В русском фольклоре есть постоянное обращение — «отецкий сын»; «добрый молодец, отецкий сын». Казалось бы, образ не содержателен — кто ж без отца. Но по достоинству и вежеству в мужчине узнают воспитавшего его мужчину, узнают перенятый и оберегаемый закон. Человек не безроден. В этом-то смысле Тенгиз Абуладзе — «отецкий сын», и «отецким сыном» предстает в его картинах всякий, кто достоин уважения, живет ли он в героическом древнем доме-крепости, как в «Мольбе», или в завешанной холстами квартире, как в «Покаянии». ‹…›
В природе вещей, как ее понимает Важа Пшавела и как ее понимает Тенгиз Абуладзе, снимая «Мольбу» по его поэмам, есть трагизм; трагизм — природное наполнение жизни. Человек угрожает юной плакальщице, пробирающейся на кладбище; горит сжигаемый односельчанами дом Алуды, и истомленный горной дорогой отверженец с женой и детьми то ли исчезает, то ли приближается к нам в леденящем тумане. В трагедии человек может погибнуть, но не может исказиться, как не искажается и природа вещей.

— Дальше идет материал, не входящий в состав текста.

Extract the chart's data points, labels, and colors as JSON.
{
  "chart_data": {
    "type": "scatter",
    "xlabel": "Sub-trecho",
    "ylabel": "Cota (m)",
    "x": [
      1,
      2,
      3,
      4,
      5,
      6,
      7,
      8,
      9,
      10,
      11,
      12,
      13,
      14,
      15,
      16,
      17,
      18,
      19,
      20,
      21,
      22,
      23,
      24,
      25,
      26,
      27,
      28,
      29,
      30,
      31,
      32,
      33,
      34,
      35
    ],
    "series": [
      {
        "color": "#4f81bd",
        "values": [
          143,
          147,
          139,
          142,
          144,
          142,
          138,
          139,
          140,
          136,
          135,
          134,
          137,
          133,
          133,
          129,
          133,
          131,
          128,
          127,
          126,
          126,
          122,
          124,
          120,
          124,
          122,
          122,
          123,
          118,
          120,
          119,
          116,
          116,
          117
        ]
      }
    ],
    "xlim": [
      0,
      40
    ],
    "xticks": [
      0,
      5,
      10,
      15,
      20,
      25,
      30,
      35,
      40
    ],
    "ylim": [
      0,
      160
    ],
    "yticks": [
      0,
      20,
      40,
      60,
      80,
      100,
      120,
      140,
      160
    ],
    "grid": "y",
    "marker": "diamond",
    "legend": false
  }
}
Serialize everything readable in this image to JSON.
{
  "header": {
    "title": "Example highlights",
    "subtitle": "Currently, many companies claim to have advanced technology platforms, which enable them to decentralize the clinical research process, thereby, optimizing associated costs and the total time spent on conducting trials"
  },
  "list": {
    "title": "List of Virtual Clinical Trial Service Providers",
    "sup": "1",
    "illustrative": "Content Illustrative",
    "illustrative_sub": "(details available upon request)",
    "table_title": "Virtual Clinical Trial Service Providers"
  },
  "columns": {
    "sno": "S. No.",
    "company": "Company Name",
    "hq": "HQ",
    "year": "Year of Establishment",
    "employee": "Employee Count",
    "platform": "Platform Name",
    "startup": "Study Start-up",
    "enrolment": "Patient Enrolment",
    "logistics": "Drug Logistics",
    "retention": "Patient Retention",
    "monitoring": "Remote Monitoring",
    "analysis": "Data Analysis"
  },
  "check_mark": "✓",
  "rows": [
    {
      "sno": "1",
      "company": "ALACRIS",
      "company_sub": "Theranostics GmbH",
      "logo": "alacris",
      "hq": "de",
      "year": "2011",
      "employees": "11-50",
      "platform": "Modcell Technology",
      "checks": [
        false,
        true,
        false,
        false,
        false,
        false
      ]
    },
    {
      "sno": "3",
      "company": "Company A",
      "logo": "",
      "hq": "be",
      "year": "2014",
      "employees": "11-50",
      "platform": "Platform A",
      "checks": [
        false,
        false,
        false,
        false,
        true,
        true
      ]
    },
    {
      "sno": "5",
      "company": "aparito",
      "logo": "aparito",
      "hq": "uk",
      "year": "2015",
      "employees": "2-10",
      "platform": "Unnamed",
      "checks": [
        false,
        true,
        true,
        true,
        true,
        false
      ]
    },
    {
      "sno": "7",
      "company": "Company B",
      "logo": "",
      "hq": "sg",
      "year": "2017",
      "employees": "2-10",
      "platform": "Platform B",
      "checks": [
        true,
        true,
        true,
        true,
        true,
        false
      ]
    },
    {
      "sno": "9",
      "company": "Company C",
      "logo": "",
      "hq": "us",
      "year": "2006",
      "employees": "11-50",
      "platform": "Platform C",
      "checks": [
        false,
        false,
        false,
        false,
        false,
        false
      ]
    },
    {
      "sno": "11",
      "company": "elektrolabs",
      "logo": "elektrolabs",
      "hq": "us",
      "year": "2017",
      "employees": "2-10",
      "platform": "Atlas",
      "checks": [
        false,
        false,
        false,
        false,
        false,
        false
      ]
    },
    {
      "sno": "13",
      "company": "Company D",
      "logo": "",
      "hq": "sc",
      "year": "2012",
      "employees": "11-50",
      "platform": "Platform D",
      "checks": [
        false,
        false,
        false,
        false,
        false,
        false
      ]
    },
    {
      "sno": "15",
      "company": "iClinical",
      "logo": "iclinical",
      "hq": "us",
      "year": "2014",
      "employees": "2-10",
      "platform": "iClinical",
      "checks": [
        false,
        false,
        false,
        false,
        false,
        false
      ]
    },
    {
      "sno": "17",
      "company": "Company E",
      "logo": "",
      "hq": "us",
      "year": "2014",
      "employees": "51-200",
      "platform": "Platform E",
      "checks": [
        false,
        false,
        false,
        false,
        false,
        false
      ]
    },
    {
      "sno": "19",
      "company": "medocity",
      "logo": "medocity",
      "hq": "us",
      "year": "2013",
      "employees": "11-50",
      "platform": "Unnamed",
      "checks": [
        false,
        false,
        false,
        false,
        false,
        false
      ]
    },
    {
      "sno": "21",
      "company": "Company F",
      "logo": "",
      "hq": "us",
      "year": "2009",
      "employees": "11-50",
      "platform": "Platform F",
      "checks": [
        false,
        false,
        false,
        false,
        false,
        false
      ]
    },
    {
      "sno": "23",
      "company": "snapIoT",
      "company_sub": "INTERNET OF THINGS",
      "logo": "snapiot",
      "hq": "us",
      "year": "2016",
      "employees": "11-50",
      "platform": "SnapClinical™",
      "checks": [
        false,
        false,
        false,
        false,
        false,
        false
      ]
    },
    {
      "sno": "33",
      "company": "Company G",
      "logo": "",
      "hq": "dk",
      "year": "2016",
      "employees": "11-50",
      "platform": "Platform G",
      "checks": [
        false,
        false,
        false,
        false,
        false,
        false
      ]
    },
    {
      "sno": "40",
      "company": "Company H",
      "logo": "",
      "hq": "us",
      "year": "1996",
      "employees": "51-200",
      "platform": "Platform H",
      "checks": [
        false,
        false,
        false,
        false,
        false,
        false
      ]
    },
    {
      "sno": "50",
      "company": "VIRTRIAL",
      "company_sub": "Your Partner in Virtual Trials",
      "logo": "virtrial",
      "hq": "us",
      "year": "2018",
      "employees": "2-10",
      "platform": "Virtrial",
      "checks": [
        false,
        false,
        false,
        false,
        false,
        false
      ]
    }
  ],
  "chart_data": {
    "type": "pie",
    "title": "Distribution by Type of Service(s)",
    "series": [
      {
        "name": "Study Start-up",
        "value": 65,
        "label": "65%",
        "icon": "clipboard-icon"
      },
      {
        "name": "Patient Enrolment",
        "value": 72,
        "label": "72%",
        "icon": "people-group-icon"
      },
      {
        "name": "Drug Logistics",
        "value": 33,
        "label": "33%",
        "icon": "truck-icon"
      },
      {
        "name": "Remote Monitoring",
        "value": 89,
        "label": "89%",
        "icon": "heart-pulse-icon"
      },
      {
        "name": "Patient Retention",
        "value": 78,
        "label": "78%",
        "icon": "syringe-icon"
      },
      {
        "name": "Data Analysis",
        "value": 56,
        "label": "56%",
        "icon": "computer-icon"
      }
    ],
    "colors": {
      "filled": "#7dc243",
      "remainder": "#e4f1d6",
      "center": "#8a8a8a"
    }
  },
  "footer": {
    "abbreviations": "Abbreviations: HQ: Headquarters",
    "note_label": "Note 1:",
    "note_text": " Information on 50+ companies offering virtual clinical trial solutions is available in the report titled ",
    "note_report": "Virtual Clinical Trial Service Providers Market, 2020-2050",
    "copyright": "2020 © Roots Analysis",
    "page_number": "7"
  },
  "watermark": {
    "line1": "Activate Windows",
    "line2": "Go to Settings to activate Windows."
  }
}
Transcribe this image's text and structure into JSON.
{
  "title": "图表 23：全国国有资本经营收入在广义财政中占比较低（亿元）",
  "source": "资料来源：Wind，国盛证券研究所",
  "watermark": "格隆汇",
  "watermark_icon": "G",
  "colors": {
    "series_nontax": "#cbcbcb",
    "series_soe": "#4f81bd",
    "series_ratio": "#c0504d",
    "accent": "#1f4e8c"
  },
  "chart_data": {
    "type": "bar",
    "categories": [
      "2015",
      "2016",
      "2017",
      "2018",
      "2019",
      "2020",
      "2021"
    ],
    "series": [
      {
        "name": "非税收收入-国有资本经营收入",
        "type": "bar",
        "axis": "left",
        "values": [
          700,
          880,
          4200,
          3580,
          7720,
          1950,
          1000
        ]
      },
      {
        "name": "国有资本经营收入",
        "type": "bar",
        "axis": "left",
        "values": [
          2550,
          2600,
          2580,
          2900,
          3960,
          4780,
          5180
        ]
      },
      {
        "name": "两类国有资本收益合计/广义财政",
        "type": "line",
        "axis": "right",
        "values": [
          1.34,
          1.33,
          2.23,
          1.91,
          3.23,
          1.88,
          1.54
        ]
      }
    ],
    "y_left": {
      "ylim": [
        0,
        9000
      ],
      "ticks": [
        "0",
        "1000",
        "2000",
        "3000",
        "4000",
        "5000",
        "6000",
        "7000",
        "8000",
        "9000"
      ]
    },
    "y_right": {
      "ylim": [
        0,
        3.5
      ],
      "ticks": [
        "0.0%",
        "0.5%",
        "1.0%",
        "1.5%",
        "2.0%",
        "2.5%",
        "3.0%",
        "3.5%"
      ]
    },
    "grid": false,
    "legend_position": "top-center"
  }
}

Искаженность караулит где-то рядом — там, где накладывает лапу ухмыляющийся собеседник поэта, его туго знающий свое дело антагонист, возникающий в первых же кадрах «Мольбы» и почесывающий за разговором голое пузо.
‹…› Шут в фильме «Покаяние», как и в «Мольбе», на святом месте выламывается, ломает комедию. Именно что ломает и выламывается — это его дело. Шут против творца (знающие это дело подтвердят, что и в русской средневековой культуре улыбка есть атрибут неба, ад озвучен хохотом басов. Шутом, чтобы не поминать его истинного имени, называют того же, кого называют нечистым и лукавым). ‹…›
Не доказательству того, что негодяи — отпетые плуты, и даже не разгадке естества, потрясенного преступлением, служит картина. А уж скорее тому, о чем сказано во фреске «Уверение Фомы», которую разглядывала девочка Кето. Можно задуматься над ее сюжетом: апостол трогает язву, смерть от которой неминуема, и удостоверяется, что перед ним живой; будь стоящий перед апостолом мертв, самая мысль влагать персты в язвы мертвого не могла бы прийти.
Тенгиз Абуладзе своим фильмом удостоверяет, что мы живы.
Соловьева И. Королевская мысль // Искусство кино. 1987. № 8.